Answer: \(\theta=-\frac\pi6,\ 0,\ \frac\pi3\).

Reduce the equation to a standard trigonometric form, find the principal solutions, then add the correct multiples of the period to cover the required interval.

Let

\(u=2\theta+\frac\pi6\).

The equation is

\(3\operatorname{sec}^2u=4\).

So

\(\operatorname{sec}^2u=\frac43\),

and hence

\(\cos^2u=\frac34\).

Thus

\(\cos u=\pm\frac{\sqrt3}{2}\).

Equivalently, within the required range for \(u\), the possible values are

\(u=-\frac\pi6,\ \frac\pi6,\ \frac{5\pi}{6}\).

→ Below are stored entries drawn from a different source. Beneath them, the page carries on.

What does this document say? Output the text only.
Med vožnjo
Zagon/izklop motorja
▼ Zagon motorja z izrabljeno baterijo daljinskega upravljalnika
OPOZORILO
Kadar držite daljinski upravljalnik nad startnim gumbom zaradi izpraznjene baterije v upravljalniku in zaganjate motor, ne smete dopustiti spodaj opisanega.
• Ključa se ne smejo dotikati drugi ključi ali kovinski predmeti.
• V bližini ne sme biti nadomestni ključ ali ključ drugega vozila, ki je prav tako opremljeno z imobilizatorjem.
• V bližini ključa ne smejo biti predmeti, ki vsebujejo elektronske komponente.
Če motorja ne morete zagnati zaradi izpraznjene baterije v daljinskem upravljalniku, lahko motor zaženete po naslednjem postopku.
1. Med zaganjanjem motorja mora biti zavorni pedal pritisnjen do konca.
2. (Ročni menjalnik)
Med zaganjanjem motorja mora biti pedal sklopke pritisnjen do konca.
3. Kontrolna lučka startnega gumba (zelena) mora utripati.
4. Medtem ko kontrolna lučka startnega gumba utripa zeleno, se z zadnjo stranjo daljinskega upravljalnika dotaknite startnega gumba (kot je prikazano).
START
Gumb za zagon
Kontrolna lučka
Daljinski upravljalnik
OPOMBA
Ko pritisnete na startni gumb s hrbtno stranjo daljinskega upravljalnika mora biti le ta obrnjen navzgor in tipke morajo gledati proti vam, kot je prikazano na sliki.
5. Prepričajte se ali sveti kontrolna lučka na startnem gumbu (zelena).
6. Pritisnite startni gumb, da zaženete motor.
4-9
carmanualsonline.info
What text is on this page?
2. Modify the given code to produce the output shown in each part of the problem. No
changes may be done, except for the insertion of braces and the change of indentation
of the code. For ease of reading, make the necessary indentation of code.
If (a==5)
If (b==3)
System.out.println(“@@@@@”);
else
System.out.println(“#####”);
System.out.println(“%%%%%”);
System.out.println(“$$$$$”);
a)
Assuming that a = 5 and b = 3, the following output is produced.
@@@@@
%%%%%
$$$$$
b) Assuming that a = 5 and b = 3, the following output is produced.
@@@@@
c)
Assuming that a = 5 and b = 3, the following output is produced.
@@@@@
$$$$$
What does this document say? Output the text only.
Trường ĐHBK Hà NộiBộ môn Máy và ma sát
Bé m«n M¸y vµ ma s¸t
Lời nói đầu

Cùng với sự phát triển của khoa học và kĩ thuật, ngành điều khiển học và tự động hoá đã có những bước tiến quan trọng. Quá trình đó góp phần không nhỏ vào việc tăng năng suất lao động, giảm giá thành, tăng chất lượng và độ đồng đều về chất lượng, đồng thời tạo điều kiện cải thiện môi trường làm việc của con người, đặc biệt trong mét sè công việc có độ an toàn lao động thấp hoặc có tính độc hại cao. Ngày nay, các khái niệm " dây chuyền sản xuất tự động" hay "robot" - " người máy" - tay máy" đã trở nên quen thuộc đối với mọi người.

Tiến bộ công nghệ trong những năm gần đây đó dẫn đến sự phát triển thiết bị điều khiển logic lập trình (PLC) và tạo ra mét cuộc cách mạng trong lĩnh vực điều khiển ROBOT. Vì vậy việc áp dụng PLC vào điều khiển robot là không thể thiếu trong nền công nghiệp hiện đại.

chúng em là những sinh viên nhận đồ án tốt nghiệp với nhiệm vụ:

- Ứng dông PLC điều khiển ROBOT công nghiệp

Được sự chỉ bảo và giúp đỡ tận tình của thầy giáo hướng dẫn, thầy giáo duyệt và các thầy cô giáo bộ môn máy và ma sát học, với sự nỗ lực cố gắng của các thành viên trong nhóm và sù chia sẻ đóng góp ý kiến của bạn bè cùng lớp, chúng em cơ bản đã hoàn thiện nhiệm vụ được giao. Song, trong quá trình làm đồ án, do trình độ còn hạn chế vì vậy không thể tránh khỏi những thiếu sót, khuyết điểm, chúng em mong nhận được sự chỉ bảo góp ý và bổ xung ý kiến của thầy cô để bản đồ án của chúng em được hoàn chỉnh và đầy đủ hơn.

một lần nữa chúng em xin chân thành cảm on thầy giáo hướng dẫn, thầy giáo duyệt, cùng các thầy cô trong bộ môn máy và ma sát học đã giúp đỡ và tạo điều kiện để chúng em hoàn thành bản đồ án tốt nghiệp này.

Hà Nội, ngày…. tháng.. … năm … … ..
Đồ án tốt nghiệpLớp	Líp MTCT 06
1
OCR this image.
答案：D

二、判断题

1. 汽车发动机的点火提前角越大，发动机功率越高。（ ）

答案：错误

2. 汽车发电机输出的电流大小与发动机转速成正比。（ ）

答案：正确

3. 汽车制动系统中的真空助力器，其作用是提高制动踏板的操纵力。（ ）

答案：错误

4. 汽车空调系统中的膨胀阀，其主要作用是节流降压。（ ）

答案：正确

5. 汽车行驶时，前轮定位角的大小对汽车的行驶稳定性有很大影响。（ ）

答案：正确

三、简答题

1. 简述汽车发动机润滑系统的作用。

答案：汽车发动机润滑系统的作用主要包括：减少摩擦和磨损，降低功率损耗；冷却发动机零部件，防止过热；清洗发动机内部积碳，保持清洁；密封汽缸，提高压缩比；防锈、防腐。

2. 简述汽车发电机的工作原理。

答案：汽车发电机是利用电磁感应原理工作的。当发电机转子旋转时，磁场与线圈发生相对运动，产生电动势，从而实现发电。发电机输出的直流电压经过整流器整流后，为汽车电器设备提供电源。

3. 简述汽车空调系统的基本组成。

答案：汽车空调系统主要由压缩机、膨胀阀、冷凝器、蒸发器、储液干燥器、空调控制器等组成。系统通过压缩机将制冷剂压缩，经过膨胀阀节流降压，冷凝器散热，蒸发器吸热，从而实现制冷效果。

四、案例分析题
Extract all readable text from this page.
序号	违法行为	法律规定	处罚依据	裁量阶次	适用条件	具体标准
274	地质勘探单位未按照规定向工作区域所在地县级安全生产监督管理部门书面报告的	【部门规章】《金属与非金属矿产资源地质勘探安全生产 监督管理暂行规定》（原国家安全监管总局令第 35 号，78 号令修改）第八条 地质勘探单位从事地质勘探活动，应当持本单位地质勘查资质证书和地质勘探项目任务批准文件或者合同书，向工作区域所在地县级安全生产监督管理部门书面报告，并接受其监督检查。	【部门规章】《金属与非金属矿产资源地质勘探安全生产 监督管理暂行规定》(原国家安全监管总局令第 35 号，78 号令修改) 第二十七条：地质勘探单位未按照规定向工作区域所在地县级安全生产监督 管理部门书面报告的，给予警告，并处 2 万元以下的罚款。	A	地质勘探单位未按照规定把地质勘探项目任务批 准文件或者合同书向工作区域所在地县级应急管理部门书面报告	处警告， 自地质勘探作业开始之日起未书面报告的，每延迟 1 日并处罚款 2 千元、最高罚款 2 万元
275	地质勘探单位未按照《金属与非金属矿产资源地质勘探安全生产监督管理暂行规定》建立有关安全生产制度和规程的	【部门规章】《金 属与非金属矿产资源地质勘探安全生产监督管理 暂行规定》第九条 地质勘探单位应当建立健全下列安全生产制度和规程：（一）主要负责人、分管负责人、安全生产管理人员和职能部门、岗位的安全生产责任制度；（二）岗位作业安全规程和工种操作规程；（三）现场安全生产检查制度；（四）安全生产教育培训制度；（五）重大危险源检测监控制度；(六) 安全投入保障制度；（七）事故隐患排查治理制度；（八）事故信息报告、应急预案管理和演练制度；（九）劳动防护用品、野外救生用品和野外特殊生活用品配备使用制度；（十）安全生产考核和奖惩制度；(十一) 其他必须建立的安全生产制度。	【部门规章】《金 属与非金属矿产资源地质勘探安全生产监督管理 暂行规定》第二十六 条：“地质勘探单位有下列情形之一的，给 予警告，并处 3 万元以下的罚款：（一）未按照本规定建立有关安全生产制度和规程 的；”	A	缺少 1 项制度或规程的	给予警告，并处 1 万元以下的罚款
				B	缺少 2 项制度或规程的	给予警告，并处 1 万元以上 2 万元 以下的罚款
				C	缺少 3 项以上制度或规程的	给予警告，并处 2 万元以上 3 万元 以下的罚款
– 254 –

Since \(u=2\theta+\frac\pi6\), solve each one.

If \(u=-\frac\pi6\), then \(2\theta=-\frac\pi3\), so \(\theta=-\frac\pi6\).

If \(u=\frac\pi6\), then \(2\theta=0\), so \(\theta=0\).

If \(u=\frac{5\pi}{6}\), then \(2\theta=\frac{2\pi}{3}\), so \(\theta=\frac\pi3\).

All three values lie in \(-\frac\pi2\lt \theta\lt \frac\pi2\).

Therefore

\(\theta=-\frac\pi6,\ 0,\ \frac\pi3\).